Medical Billing Related Costs
As a business owner, the provider’s primary responsibility is always to maximize revenues. A responsible business owner will scrutinize expenditures, analyze returns on investments and minimize costs. Inside an in house model, costs associated with the billing process range on the web access used to transmit states the office space occupied through the billing staff.
The best way to control billing costs is perfect for the provider to consider the amount of those costs as a portion of the practice’s revenues. The provider’s accounting software should permit him/her to classify and track billing related costs. After the billing related costs are identified, dividing the sum of the expenses by total revenues will convert the expense to some portion of revenues.
The exercise of converting billing related expenses to your portion of revenues accomplishes three things: 1) receives the provider, business manager or accountant in tune with all the billing related costs from the practice; 2) offers a basis for more comprehensive analysis of the practice’s cost and revenue components; and 3) enables easy comparison between the cost impact of the in-house versus outsourced models.
The cost of an outsourced model is fairly straight forward. Considering that the fees of nearly all outsourcing services seem to be a portion of any provider’s revenues, the annualized expense of the medical billing service’s fees will be a fairly close approximation from the provider’s billing related costs for this model.

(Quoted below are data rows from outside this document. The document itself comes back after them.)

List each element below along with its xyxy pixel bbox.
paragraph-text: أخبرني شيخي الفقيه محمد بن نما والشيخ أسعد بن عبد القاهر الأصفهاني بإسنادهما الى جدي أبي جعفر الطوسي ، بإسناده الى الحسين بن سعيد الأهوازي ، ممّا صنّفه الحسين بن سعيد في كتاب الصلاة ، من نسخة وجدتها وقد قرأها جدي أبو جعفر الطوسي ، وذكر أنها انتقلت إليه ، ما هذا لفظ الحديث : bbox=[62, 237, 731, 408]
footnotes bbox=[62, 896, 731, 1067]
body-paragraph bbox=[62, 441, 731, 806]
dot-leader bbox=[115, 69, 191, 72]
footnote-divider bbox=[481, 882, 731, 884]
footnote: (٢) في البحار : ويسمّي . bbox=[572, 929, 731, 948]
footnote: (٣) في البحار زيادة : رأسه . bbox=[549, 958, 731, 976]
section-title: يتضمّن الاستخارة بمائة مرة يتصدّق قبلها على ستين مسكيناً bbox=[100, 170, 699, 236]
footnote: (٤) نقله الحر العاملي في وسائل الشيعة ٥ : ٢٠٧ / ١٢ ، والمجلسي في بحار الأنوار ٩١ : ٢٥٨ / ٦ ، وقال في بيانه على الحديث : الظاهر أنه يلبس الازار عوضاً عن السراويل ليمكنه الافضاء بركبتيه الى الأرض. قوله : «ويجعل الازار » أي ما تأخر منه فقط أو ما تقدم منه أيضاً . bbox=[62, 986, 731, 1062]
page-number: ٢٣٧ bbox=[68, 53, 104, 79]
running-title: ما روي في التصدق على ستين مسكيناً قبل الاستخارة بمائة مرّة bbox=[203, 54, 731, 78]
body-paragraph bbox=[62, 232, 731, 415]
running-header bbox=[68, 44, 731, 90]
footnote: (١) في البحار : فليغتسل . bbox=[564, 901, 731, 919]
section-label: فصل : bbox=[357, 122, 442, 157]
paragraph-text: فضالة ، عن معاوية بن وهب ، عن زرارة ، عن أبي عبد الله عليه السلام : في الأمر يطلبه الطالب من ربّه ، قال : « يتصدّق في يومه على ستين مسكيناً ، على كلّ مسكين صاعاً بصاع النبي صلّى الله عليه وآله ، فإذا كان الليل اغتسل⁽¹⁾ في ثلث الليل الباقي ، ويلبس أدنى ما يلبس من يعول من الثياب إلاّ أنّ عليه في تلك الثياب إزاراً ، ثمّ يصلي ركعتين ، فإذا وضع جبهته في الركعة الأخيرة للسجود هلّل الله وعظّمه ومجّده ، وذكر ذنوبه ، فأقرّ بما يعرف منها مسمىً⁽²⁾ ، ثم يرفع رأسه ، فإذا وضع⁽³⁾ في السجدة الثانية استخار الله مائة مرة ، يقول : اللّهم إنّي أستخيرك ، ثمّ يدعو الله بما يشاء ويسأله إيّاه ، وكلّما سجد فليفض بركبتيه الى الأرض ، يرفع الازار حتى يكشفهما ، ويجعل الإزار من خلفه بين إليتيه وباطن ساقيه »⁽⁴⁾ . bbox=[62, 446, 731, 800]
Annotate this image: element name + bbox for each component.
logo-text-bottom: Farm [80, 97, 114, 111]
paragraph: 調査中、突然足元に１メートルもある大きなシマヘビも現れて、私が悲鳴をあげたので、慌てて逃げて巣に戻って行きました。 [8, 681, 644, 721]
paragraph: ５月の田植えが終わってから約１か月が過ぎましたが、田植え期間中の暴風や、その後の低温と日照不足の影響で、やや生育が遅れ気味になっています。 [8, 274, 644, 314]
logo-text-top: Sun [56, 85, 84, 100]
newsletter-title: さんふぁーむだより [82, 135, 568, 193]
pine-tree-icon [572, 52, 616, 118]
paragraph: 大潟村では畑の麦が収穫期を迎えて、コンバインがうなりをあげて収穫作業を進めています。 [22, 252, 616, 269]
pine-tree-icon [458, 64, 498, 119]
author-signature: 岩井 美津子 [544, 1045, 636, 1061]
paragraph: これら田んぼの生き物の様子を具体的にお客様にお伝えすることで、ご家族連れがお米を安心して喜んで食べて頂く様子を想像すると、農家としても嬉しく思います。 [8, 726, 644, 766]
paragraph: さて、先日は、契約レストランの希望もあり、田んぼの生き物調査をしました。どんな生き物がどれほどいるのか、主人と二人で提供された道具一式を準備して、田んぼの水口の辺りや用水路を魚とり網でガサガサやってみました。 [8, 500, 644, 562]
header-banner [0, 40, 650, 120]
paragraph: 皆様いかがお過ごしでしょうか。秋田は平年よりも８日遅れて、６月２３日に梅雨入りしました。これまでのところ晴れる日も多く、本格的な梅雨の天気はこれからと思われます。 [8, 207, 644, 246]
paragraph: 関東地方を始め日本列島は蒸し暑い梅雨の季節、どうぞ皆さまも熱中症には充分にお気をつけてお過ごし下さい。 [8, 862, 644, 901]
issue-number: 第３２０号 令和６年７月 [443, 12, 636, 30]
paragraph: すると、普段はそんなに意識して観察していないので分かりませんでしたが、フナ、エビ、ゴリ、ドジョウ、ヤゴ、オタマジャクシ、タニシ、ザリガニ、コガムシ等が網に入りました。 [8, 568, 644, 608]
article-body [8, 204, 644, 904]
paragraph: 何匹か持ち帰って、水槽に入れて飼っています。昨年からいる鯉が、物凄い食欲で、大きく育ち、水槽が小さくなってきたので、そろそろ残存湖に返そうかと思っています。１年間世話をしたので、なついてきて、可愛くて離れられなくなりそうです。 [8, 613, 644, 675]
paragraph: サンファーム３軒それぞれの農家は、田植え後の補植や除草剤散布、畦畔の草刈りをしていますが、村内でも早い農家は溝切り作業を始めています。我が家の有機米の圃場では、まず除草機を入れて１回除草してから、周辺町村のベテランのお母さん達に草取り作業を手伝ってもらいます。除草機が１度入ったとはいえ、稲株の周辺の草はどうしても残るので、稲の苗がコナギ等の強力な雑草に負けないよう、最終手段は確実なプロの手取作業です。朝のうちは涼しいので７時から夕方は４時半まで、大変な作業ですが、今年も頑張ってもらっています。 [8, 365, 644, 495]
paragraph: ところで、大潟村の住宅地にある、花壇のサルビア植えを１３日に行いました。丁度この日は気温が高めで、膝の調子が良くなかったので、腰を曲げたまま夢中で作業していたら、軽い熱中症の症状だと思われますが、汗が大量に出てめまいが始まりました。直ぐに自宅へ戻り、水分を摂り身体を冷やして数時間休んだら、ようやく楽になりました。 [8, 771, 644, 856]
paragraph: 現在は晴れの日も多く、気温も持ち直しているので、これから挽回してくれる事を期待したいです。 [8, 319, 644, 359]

In case a provider is considering an outsourced model, he/she should keep in mind that this model is not necessarily the silver bullet to ending all billing related costs and headaches that these services fxbgil to market. True the billing company will acquire a number of the expenses associated with the process nevertheless the provider will still need staff to act because the intermediary in between the provider’s office and billing service, i.e. a person to transmit data for the billing service.
Costs will further increase for the provider if the billing service charges extra fees for add-on services such as online usage of practice data, practice management software, management reports, handling patient inquiries, etc. The specific price of the service improves even more if claims 30, 60, 90 in receivable are not properly worked to facilitate adjudication.
In conclusion, the provider must carefully weigh the pros and cons of each model before you make a choice. If the provider is not comfortable or experienced analyzing financial data he/she must enlist the assistance of an accountant or any other financial professional. A provider must understand the expenses as well as the inherent benefits and drawbacks of each billing model.
Providers employing an in house model need to understand the actual expense of their process. Determining the actual cost not merely requires accurate financial data and accounting but an unbiased evaluation in the components of his/her current process, i.e. technology and staff. Why? Outdated technology, under staffing, turnover, or unqualified staff may contribute to the look of an affordable of ownership but those shortcomings could eventually produce a loss of revenues.
In the event that a provider is determined to utilize a 3rd party billing service, he/she should invest time to thoroughly familiarize him/herself with all the outsourcing industry prior to interviewing prospective billing services. The provider must understand the hidden expenses associated with the outsourced model to make an educated decision.